Monday, April 13, 2009

Your phone could become a problem for someone else.


Last Friday I was getting this weird problem, with the random rogue DNS entries on random client workstations in my domain. The DNS entries were 69.42.88.21 and 69.42.88.22. I couldn't find any public records or run a whois or anything. Yet, I googled the above IP addresses and found two email strings, both posted 4/7/09, noting the same IP addresses. Other networks were having similar issues: bogus web browsing, problems with internal name resolution, etc. My gut told me this was a worm, and that it was related to Confiker because of web browsing problems! Fortunately, my gut was wrong.

I am running Symanted Endpoint Protection on my network; the definitions were current, and full client scans (on obviously infected machines) picked up nothing. Turns out, I had a rogue DHCP server intrusion, which means that I probably had very few "infected" machines. A rogue DHCP server is basically a device that gets infected with malware, then enters another network and falsely answers requests for IPs. We observed several symptoms of this but the most notable symptom was that numerous other clients received bad DNS info: sometimes they had browser problems, some had fake "ipconfig /all" DNS server entries, and some even had fake DNS entries entered directly into their network TCP/IP properties. This sort of malware apparently can enter a network on a laptop or mobile device (like a visitor's laptop or Blackberry or--god forbid!--an iPhone), which was probably our culprit. We have proactive antivirus scanning on all our machines, but we weren't actively scanning network traffic for packets that may contain bad DNS info.

Our solution, thus far, is to install a portion of Symantec's Endpoint software called Intrusion Detection. It runs on all client machines, notifying the client and/or admin when network settings are suspiciously changed.

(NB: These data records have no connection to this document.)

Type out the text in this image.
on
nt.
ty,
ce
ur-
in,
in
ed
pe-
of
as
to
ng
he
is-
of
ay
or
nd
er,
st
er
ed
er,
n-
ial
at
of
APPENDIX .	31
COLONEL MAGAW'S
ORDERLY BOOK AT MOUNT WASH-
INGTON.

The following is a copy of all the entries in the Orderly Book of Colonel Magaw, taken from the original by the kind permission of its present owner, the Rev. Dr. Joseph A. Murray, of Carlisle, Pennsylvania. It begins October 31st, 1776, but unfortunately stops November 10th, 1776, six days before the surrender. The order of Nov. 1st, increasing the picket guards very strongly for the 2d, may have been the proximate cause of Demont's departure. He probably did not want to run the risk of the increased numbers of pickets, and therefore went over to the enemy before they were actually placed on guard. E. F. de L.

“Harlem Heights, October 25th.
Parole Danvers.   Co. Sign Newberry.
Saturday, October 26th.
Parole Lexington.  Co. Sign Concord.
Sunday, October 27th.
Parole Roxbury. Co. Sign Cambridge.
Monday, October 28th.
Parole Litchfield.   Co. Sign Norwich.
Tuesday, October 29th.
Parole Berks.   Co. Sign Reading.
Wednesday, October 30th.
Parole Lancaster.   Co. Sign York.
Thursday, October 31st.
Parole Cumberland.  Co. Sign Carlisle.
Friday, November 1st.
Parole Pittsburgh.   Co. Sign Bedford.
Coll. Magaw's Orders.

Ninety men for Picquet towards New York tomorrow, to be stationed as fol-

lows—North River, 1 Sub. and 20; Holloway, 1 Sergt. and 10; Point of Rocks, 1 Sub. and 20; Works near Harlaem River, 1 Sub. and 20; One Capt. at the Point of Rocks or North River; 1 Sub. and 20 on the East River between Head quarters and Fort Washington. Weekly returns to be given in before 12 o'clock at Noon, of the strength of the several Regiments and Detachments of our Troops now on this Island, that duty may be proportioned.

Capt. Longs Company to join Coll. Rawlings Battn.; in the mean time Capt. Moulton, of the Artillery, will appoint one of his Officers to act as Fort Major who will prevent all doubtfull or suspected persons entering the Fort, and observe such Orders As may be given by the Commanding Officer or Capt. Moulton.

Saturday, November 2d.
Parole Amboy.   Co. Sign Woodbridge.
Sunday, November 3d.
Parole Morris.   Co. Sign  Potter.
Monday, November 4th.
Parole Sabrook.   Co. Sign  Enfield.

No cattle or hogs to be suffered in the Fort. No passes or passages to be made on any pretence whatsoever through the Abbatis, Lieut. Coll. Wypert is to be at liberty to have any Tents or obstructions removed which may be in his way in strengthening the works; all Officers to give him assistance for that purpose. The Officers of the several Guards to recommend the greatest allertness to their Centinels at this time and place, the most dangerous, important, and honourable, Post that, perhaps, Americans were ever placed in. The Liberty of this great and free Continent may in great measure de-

Another couple thoughts are contained here:
http://ossie-group.org/blog/?m=200903

As far as finding the viral culprit, that proved more difficult. Despite a slew of messed-up machines, I only found one instance of malware, and deleted it manually. The rest of the machines healed themselves eventually after many dns flushes.
http://www.symantec.com/security_response/writeup.jsp?docid=2008-120318-5914-99&tabid=3

For the moment, I'm glad to have resolved this issue, which--surprisingly--hasn't hit more networks yet. However, I'm still a little dissatisfied with my network security (and I probably always will be!) because i'm not sure *exactly* what Symantec's Intrusion Prevention software is doing. I'm also not totally sure what people mean when they encourage "monitoring DNS traffic" (see the first link I posted). I'd much prefer a way to effectively lock down the DNS info all my clients, somehow ensuring that it can't be changed unless it comes from my DHCP server, but that is a little above my head.

2 comments:

ochre said...

hey, i'm a network tech looking after a pretty big network and i've had the same problem. i found your blog just now while trying to see what's up with these dns servers. i'm 99% sure this is being caused by the flush.m trojan which i read about in this ars technica article:
http://arstechnica.com/security/news/2009/03/new-version-of-dns-server-trojan-flushm-spotted-in-the-pipe.ars ...we were having this same problem but caused by the dns servers mentioned in the article up until this past friday. then it changed over to the 69 addresses. hope that helps you out. i don't have a good solution unfortunately.

Jill said...

so my first thought when i found your blog via jana's was, "hey, why have i not been reading bryan's blog?" ... and then i read the first two sentences of this post. "oh... that's why!"